Дина, чье имя я уже упоминал, но которую еще не успел представить, была полвека тому назад кормилицей моей матери и никогда с ней не разлучалась при ее жизни. После смерти матери она осталась в семье в качестве экономки и абсолютной правительницы. Я нежно любил Дину.

– Никакого чуда нет, что я здесь, – заворчала Дина, а дверь я отперла запасным ключом, благодаря которому могу всегда наблюдать за порядком в доме и убирать твою комнату, когда тебя, сударь мой, здесь нет.

– Все это очень хорошо, любезная моя старушка, но кто же убирает комнаты в два часа ночи?! И разрешите вам заметить, – продолжал я, уже улыбаясь, ибо это приключение мне несколько вернуло спокойствие, – что с вашим еще свежим личиком и с вашим резвым видом вы довольно странно выбрали момент для визита к молодому человеку, который уже сумел доказать, что он не из робких.

– Да как же мне было не прийти сюда, баловень ты этакий, когда ты всю ночь не давал мне уснуть! И что за ночь, пречистая дева! То раздаются такие проклятия, что тебя в дрожь бросает! Слышатся всякие дьявольские слова и имена, и их больше, чем в святцах имен святых! То виднеются блуждающие огни, то какие-то черные и белые духи падают с облаков прямо к нам в сад; черные духи разбегаются в разные стороны, а белые распахивают окна, будто хотят подышать воздухом, а потом начинают распевать романсы из разных там комедий; а потом появляется самый наистрашнейший из всех духов и уносит тебя на моих глазах, верно в какую-нибудь геенну огненную, откуда ты, поди, и выбрался-то только благодаря моим молитвам! Максим, скажи мне, что ты натворил?!

– Дорогая моя Дина, все это очень просто объясняется, а между тем и сам преподобный Кальме не смог бы описать все эти адские видения с большей силой и простотой. Но раз уж вас разбудили, так выслушайте мой ответ, ибо вы женщина умная, опытная, рассудительная и лишь вы одна сумеете избавить меня от моих сомнений.

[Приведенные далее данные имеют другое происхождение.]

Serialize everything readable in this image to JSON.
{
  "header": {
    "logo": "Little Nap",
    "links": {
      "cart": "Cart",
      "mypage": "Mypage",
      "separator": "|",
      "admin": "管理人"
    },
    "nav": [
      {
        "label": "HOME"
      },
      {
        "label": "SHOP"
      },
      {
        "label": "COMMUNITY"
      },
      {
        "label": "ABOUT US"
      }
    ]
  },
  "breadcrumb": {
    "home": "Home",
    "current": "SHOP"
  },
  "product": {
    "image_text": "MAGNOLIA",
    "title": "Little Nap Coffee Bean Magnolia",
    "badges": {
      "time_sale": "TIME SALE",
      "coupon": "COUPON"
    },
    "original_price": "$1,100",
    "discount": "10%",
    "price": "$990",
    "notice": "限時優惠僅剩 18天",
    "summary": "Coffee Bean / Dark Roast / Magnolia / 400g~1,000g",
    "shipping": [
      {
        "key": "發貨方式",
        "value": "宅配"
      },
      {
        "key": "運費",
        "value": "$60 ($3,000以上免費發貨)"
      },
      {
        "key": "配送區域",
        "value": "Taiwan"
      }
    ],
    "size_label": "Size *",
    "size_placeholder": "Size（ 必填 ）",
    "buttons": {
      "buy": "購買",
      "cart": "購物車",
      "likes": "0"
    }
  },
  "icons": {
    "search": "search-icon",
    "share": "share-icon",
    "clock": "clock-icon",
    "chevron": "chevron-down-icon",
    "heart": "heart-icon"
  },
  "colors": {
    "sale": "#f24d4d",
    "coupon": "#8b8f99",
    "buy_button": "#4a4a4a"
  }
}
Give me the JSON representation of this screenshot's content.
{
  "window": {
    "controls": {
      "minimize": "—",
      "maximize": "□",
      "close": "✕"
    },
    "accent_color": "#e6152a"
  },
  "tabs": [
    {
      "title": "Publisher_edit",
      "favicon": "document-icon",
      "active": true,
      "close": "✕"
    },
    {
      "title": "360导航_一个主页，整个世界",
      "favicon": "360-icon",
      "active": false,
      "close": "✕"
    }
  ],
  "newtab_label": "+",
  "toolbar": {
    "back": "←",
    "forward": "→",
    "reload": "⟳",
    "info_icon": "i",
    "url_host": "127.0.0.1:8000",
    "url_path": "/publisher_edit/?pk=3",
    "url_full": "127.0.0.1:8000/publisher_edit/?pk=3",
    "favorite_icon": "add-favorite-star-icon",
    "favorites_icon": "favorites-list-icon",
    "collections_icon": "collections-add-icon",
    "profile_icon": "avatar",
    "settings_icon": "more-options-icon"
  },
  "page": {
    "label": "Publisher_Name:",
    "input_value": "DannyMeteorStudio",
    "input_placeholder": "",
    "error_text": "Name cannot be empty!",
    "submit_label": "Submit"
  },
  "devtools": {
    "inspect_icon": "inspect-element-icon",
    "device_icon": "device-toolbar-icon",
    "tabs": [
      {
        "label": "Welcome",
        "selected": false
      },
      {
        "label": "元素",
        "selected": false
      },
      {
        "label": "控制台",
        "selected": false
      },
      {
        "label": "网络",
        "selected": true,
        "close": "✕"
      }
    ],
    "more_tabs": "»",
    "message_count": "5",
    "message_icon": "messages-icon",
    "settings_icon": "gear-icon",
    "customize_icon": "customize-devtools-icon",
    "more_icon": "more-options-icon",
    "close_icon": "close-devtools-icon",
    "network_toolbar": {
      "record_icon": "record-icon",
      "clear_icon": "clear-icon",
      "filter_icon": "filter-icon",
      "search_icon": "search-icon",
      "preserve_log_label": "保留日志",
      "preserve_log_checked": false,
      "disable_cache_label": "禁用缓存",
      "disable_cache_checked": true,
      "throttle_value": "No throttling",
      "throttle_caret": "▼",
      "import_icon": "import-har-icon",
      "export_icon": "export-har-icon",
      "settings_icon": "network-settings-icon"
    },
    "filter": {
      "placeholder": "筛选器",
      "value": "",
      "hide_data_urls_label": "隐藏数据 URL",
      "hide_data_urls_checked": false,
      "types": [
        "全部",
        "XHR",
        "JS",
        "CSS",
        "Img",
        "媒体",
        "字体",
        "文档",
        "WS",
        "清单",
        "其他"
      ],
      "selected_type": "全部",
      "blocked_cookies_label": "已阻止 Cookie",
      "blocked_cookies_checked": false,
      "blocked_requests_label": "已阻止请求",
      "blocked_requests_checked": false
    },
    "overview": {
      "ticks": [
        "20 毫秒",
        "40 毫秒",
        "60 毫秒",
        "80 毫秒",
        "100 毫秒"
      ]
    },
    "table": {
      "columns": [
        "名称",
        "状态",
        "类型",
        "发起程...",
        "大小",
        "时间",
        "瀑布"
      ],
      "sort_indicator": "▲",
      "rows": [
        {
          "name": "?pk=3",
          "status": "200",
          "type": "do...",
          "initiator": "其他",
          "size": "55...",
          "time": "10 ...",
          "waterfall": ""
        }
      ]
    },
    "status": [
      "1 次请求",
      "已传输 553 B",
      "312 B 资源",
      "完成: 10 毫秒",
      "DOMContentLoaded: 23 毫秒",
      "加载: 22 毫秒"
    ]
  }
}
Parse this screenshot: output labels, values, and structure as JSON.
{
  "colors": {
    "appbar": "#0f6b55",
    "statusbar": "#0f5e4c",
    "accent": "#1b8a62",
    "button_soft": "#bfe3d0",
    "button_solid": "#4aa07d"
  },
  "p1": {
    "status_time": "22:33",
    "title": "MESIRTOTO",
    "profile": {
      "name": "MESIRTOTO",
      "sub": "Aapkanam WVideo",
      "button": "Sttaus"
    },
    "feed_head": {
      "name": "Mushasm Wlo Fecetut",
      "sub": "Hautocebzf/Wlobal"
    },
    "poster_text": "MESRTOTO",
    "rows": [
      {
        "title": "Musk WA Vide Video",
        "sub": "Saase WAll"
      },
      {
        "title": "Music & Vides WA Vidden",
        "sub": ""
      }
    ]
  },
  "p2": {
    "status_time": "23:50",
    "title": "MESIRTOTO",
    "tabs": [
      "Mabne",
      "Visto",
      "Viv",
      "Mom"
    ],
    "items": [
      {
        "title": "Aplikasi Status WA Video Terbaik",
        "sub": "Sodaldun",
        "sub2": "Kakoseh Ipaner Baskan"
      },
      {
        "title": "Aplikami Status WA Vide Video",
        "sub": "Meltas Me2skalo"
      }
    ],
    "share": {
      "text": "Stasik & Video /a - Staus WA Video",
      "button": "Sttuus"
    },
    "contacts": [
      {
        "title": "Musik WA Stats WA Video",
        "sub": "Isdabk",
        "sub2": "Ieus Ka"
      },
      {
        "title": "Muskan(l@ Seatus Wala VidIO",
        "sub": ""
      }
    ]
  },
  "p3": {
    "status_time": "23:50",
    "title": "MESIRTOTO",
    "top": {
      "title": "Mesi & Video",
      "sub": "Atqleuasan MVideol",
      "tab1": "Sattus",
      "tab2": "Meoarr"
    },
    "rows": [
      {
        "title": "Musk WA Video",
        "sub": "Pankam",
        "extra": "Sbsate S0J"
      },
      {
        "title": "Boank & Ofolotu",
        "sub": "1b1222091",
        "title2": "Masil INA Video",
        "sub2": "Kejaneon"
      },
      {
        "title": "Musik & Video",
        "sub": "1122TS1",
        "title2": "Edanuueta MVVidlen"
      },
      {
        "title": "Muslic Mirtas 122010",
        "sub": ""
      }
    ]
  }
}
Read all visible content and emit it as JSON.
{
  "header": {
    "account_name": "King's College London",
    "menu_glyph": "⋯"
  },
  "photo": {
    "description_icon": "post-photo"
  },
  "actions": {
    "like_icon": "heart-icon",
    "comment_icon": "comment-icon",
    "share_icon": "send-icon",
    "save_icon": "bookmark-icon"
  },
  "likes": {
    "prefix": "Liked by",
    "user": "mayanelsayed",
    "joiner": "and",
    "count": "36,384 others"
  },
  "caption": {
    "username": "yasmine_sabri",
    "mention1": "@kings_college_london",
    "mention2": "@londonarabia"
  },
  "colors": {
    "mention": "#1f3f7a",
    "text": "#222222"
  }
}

Итак, слушайте меня внимательно, если вы только не спите.

Засим я рассказал ей все, что я только что вам рассказал (полагаю, вы не испытываете никакого желания прослушать эту историю во второй раз). Все это я ей рассказал, повторяю, с душевным сокрушением, столь проникновенным и столь искренним беспокойством о последствиях моей вины, что, услышь меня сам дьявол, так и он бы растрогался.

Я кончил мой рассказ и, дрожа, стал ждать ее ответа, как если бы дело шло о моем смертном приговоре. Дина так долго ничего не отвечала, что я стал опасаться, не уснула ли уже она.

Наконец она торжественно сняла очки, незадолго перед тем надетые ею, чтобы следить за выражением моего лица, освещенного свечами (свечи она сменила уже после того, как я вернулся). Потом она протерла стекла очков рукавом своего платья, спрятала их в футляр, а футляр положила в карман (почтенные женщины, занимающиеся ведением хозяйства и считающие, что предусмотрительность и точность – их неотъемлемые качества, всегда имеют карманы). А затем уже она встала и прямо пошла к складному стулу, на котором я все еще сидел.

– Ну, шалун, ложись спать, – сказала она, нежно потрепав меня рукой по щеке. – Иди спать, Максим, и спи спокойно, дитя мое. Нет, право, на этот раз ты не погубил свою душу; но дьявол тут совсем ни при чем!